Mr. Blumenthal argues in his suit and in interviews that over the next few years, he introduced Mr. Fordjour to curators and collectors, lent him money, got his work into a Sotheby’s sale promoted by the musician Drake, and in 2015 put on an installation show of the artist’s immersive work at his Madison Avenue gallery. “I invested in his career and bought works at a time when he really needed support and encouragement,” Mr. Blumenthal, 39, said in a statement.
Since then, Mr. Fordjour has flourished. Now 45, he is widely recognized as a major talent whose work has been heralded by collectors and by institutions like the Whitney Museum of American Art. His composition “Half Mast” at the Whitney was a billboard mural that the museum said reflected “the current national reckoning with mass shootings.” He now has representation from three large galleries in New York, London and Los Angeles.
Mr. Blumenthal said in an interview that his relationship with Mr. Fordjour was more than artist and dealer, that it was one of friendship and moral support in which he said he had a large role in pushing the artist to be ambitious, though the artistic talent was Mr. Fordjour’s alone.
“We spoke constantly,” he said.
He contends their email exchange formalized a strict agreement to sell the 20 works and that his view is bolstered by text messages they shared in which he said Mr. Fordjour acknowledged that the paintings had been sold to him, not consigned.
“The 2014 agreement which was written up by Fordjour,” Mr. Blumenthal’s lawyer, Mr. Seidenfeld, said in a statement “and agreed to by our client, was a sale agreement which Fordjour confirmed, in writing, many times after the fact. I cannot begin to tell you how saddened Robert Blumenthal is by Derek’s absolute failure of character.”
Mr. Fordjour declined to be interviewed but in his court papers and statements he suggests Mr. Blumenthal exaggerated the significance of his influence.
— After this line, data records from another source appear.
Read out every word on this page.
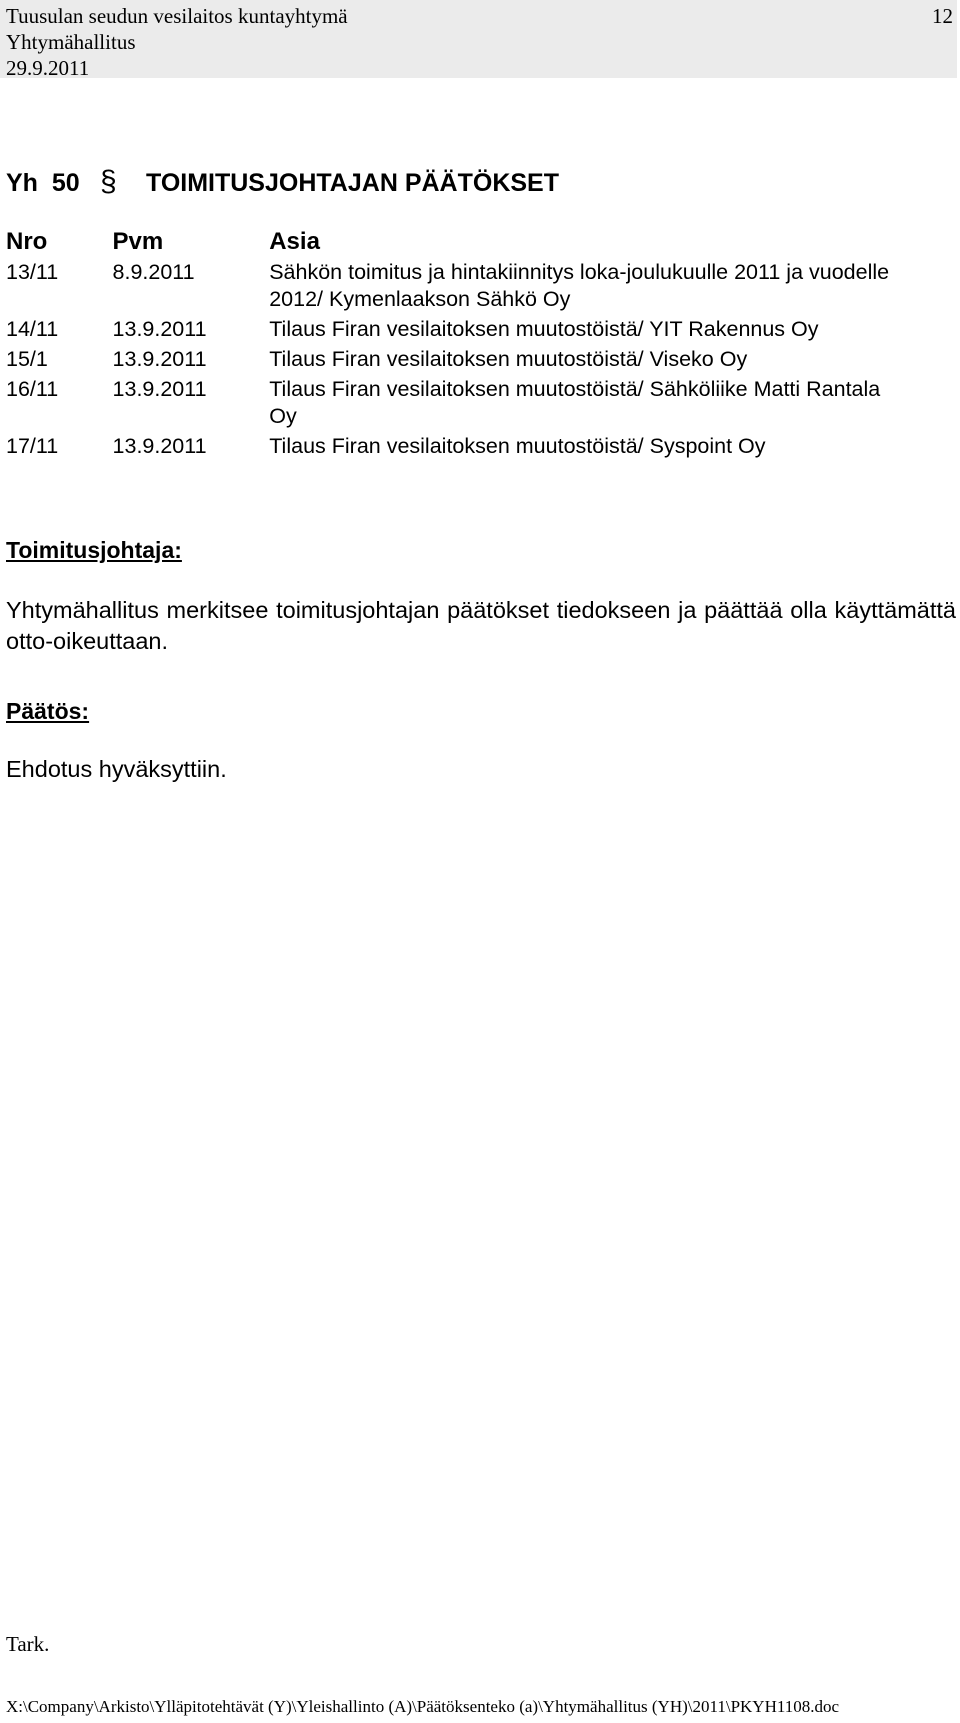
Tuusulan seudun vesilaitos kuntayhtymä
Yhtymähallitus
29.9.2011
12
Yh  50 § TOIMITUSJOHTAJAN PÄÄTÖKSET
Nro	Pvm	Asia
13/11	8.9.2011	Sähkön toimitus ja hintakiinnitys loka-joulukuulle 2011 ja vuodelle 2012/ Kymenlaakson Sähkö Oy
14/11	13.9.2011	Tilaus Firan vesilaitoksen muutostöistä/ YIT Rakennus Oy
15/1	13.9.2011	Tilaus Firan vesilaitoksen muutostöistä/ Viseko Oy
16/11	13.9.2011	Tilaus Firan vesilaitoksen muutostöistä/ Sähköliike Matti Rantala Oy
17/11	13.9.2011	Tilaus Firan vesilaitoksen muutostöistä/ Syspoint Oy

Toimitusjohtaja:

Yhtymähallitus merkitsee toimitusjohtajan päätökset tiedokseen ja päättää olla käyttämättä otto-oikeuttaan.

Päätös:

Ehdotus hyväksyttiin.

Tark.
X:\Company\Arkisto\Ylläpitotehtävät (Y)\Yleishallinto (A)\Päätöksenteko (a)\Yhtymähallitus (YH)\2011\PKYH1108.doc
His court filings said he had already been gaining wider recognition, recording higher prices and working with other gallerists and that he had other shows planned at the time of the agreement.
“Robert Blumenthal is part of my story,” Mr. Fordjour said in a statement, “but any success I enjoy today is the result of a great many people offering various forms of support.”
In his court papers, the artist said he was canceling the agreement with Mr. Blumenthal, which consisted, the papers state, of only a promise to consign work to the gallery for sale to others. He argues that the $20,000 he received was an advance on the future sales and he has demanded that Mr. Blumenthal return the works still not sold or any money he made from them.
(The gallery would not disclose how many have been sold or at what price.)
“Success often breeds resentment,” Mr. Fordjour’s lawyer, Ms. Shah, wrote in the filing, “and there is usually someone who believes they have received less credit than they deserve. In this case, that someone is Robert Blumenthal.”
The key question for the court will be what to make of the email from 2014. Mr. Fordjour’s filing argues that a section of the New York state law assumes that a contract between dealer and artist is a consignment agreement unless clearly stated otherwise.
But Ted Poretz, an art law attorney at Zukerman Gore Brandeis & Crossman, who has litigated this section of the law, said the court would be likely to look at whether the email contains language typical of a consignment agreement. “Where is the language that shows the art is going to be sold on commission, as the statute requires, or where the works will be exhibited?” he said.
The larger question, of what sort of credit gallerists deserve for the ascension of the artists they champion, may well remain unanswered by the court.
“How do you get success?” said Mr. Poretz. “Is it timing, luck, skill, and how does a good gallerist shape an artist’s career? How do you break through? That’s an interesting story.”